Consequentemente, seria imperiosa a adoção de medidas tanto para vedar publicidade e propaganda das referidas atividades que tenham crianças e adolescentes como público-alvo, como também para impedir participação nas apostas de quota fixa com recursos provenientes de programas sociais e assistenciais.

Em seu voto, o Ministro Gilmar Mendes igualmente constatou a necessidade de melhor elaboração de arcabouço regulatório sobre o tema e também do desenvolvimento de regulação estatal para proteger tais grupos vulneráveis e para mitigar e punir os responsáveis por manipulações e fraudes perpetradas.

Ainda é preciso destacar o voto do Ministro Flávio Dino, que ressaltou, dentre várias questões, a necessidade de prevenção aos transtornos do jogo patológico, missão para a qual seria questionável a competência e a expertise do Ministério da Fazenda, do que decorreria o consequente risco de proteção insuficiente a direitos fundamentais concernentes à saúde da população brasileira.

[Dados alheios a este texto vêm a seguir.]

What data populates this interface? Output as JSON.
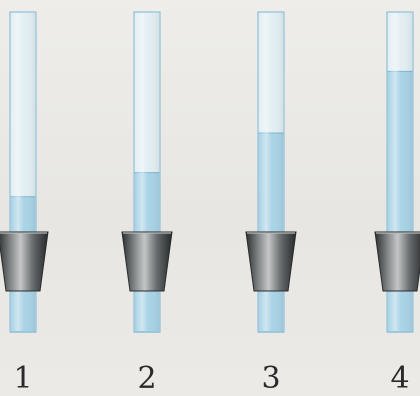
{
  "tubes": [
    {
      "label": "1",
      "liquid_level": 0.16
    },
    {
      "label": "2",
      "liquid_level": 0.27
    },
    {
      "label": "3",
      "liquid_level": 0.45
    },
    {
      "label": "4",
      "liquid_level": 0.73
    }
  ],
  "colors": {
    "liquid": "#a9d3e6",
    "liquid_edge": "#7fb6d0",
    "tube_empty": "#e3eef3",
    "tube_outline": "#8fc0d6",
    "stopper_light": "#a3a5a6",
    "stopper_dark": "#3c3f41",
    "background": "#ebeae6"
  }
}
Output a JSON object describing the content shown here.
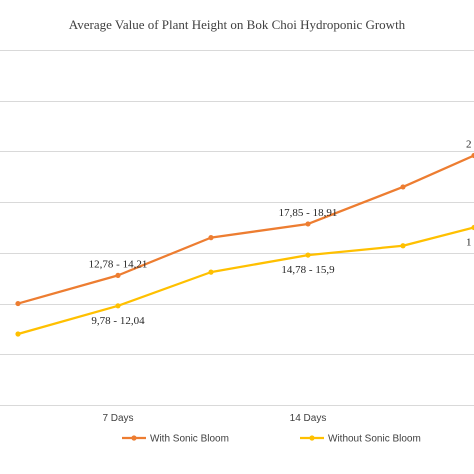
{
  "chart_data": {
    "type": "line",
    "title": "Average Value of Plant Height on Bok Choi Hydroponic Growth",
    "xlabel": "",
    "ylabel": "",
    "categories": [
      "",
      "7 Days",
      "",
      "14 Days",
      "",
      ""
    ],
    "ylim": [
      0,
      35
    ],
    "grid": true,
    "legend_position": "bottom",
    "series": [
      {
        "name": "With Sonic Bloom",
        "color": "#ED7D31",
        "values": [
          10.0,
          12.78,
          16.5,
          17.85,
          21.5,
          24.6
        ]
      },
      {
        "name": "Without Sonic Bloom",
        "color": "#FFC000",
        "values": [
          7.0,
          9.78,
          13.1,
          14.78,
          15.7,
          17.5
        ]
      }
    ],
    "data_labels": [
      {
        "series": 0,
        "index": 1,
        "text": "12,78 - 14,21"
      },
      {
        "series": 0,
        "index": 3,
        "text": "17,85 - 18,91"
      },
      {
        "series": 0,
        "index": 5,
        "text": "2"
      },
      {
        "series": 1,
        "index": 1,
        "text": "9,78 - 12,04"
      },
      {
        "series": 1,
        "index": 3,
        "text": "14,78 - 15,9"
      },
      {
        "series": 1,
        "index": 5,
        "text": "1"
      }
    ]
  }
}
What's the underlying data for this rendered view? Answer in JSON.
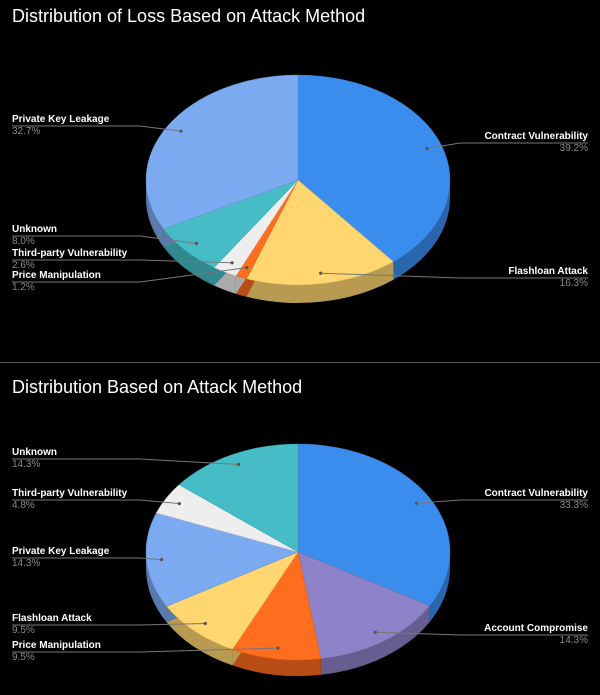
{
  "chart_data": [
    {
      "type": "pie",
      "title": "Distribution of Loss Based on Attack Method",
      "three_d": true,
      "slices": [
        {
          "label": "Contract Vulnerability",
          "value": 39.2,
          "display": "39.2%",
          "color": "#3b8ded"
        },
        {
          "label": "Flashloan Attack",
          "value": 16.3,
          "display": "16.3%",
          "color": "#ffd66f"
        },
        {
          "label": "Price Manipulation",
          "value": 1.2,
          "display": "1.2%",
          "color": "#ff6d1f"
        },
        {
          "label": "Third-party Vulnerability",
          "value": 2.6,
          "display": "2.6%",
          "color": "#eeeeee"
        },
        {
          "label": "Unknown",
          "value": 8.0,
          "display": "8.0%",
          "color": "#46bdc6"
        },
        {
          "label": "Private Key Leakage",
          "value": 32.7,
          "display": "32.7%",
          "color": "#7baaf0"
        }
      ]
    },
    {
      "type": "pie",
      "title": "Distribution Based on Attack Method",
      "three_d": true,
      "slices": [
        {
          "label": "Contract Vulnerability",
          "value": 33.3,
          "display": "33.3%",
          "color": "#3b8ded"
        },
        {
          "label": "Account Compromise",
          "value": 14.3,
          "display": "14.3%",
          "color": "#8e82c8"
        },
        {
          "label": "Price Manipulation",
          "value": 9.5,
          "display": "9.5%",
          "color": "#ff6d1f"
        },
        {
          "label": "Flashloan Attack",
          "value": 9.5,
          "display": "9.5%",
          "color": "#ffd66f"
        },
        {
          "label": "Private Key Leakage",
          "value": 14.3,
          "display": "14.3%",
          "color": "#7baaf0"
        },
        {
          "label": "Third-party Vulnerability",
          "value": 4.8,
          "display": "4.8%",
          "color": "#eeeeee"
        },
        {
          "label": "Unknown",
          "value": 14.3,
          "display": "14.3%",
          "color": "#46bdc6"
        }
      ]
    }
  ]
}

Como de pode observar, a questão remete à discussão sobre o papel do Estado na proteção das pessoas, especialmente diante de grupos vulneráveis, incluindo aqueles que, como os beneficiários de programas assistenciais, recebem recursos públicos.

Não obstante, é importante salientar que a discussão sobre as bets transcende os grupos vulneráveis, uma vez que há evidências de impactos nefastos mesmo sobre pessoas que não podem ser consideradas aprioristicamente como merecedoras de uma proteção especial. Afinal, falar em apostas é ter que considerar o problema do vício e suas consequências tanto no âmbito individual como no âmbito coletivo.

Assim, subsiste o problema de saber se, mesmo para pessoas não vulneráveis, é exigível que o Estado as proteja diante de iniciativas que, como as bets, podem trazer consequências extremamente negativas para suas vidas e para a própria economia do país.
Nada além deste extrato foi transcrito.